For the design problem;

Get here:
Ando look for the Interactive Gear Template Generator
Oh awesome, I am so excited that page exists!
heybobby!6 years ago
OH YEAH!!!!!
Southpole6 years ago
cool, and you actually get them running smoothly? i tried to construct planetary gears as found in an automatic transmission from paper gears a while back, but the thing never ran smoothly, immediately jammed crumpling the gears
Riblets (author)  Southpole6 years ago
A little distance between gears is an enormous help. I put around 1 to 2 mm distance between the gears so that they don't lock up.
SoapyHollow6 years ago
wow. Now I *really* want a laser cutter.
mycroftxxx6 years ago
One possible simple method of reinforcement for the gears would be styrofoam. Printing and cutting out an extra piece of cardstock to act as a stencil for a given gear would be fairly easy with a hot wire foam cutter like http://www.instructables.com/id/Hot-wire-foam-cutter/?ALLSTEPS. The overall design and construction method might be a little different, but it shouldn't be that difficult.
You could just use the spray insulation in a can to fill the interior and trim the excess after it expands and hardens.
Dr_Acula6 years ago
Great Instructable!

Check out http://woodgears.ca/gear_cutting/template.html for involute gears that will run smoothly. Click on the "two gears" checkbox. Change the number of teeth if you like. Then print it out on a piece of paper.
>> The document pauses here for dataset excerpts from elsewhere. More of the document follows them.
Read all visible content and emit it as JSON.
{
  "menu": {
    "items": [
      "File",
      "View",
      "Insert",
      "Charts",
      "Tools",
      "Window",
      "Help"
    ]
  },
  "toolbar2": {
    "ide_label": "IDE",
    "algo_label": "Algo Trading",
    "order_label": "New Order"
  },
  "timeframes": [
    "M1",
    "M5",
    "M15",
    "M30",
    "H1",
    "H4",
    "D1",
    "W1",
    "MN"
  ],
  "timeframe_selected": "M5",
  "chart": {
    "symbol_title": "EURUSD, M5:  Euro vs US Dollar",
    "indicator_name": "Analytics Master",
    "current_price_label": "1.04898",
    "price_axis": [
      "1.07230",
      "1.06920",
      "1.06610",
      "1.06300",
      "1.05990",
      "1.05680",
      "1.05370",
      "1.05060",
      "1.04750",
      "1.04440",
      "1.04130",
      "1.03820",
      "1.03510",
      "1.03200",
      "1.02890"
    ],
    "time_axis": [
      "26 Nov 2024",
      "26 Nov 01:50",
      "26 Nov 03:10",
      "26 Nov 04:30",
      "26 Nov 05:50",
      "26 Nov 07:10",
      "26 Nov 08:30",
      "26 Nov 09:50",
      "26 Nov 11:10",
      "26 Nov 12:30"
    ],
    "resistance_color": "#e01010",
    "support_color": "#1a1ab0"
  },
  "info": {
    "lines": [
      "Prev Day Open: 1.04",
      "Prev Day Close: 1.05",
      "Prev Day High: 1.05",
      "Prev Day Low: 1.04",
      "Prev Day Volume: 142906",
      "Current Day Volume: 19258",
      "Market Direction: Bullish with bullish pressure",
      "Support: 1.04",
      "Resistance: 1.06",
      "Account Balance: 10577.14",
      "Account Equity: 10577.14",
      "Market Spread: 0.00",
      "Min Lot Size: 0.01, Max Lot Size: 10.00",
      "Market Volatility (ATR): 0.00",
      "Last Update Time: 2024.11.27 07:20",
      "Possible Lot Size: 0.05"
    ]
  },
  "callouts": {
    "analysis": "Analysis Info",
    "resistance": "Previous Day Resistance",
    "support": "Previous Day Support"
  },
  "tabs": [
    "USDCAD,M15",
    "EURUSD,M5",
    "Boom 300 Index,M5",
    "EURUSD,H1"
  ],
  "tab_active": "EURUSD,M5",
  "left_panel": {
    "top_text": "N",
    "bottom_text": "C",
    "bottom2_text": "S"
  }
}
I've built small cardboard gears and also wooden gears using these templates from 10cm in diameter right up to 1.2 metres in diameter.
randofo6 years ago
Very cool. I look forward to attempting to make complex paper gear mechanisms.
du6 years ago
A zip file containing the parts in an EPS format for laser cutting, a copy of each one as a PNG file, and an illustrator template file. Maybe I'm slow, but I only see the EPS files and a ".ait" file (that Inkscape doesn't recognize). No PNGs or .ai files.
Riblets (author)  du6 years ago
Oh, well the ait file is an illustrator template file, not an illustrator file :/ let me see if I can get an inkscape specific filetype ... the less cost the better.
Riblets (author)  Riblets6 years ago
PKTraceur6 years ago
Can we get this on windows? It seems to only be on Mac OS. Perhaps an Inkscape or the GIMP files, please? Perhaps a PDF? -RoAr
agis686 years ago
Excellent idea and project... I never knew that u could make a whole tool by that kind of gears (like the site paperreplika.com) I am amazed for what u done. Now some improvements...I wonder if you could use aluminium to have more hardening results... Here in Greece in modelist stores u can find a paper which is made by wo layers. One layer is aluminium and the other side is paper...(i dont know how its name is but iam sure where to find it in Athens)Maybe this is the perfect paper for that kind of job...I will try
DIYDragon6 years ago
If you painted some of these up nice they might make cool wall art! : ) Nifty project.
Zorink6 years ago
If you have A LOT of free time you can make an working clock!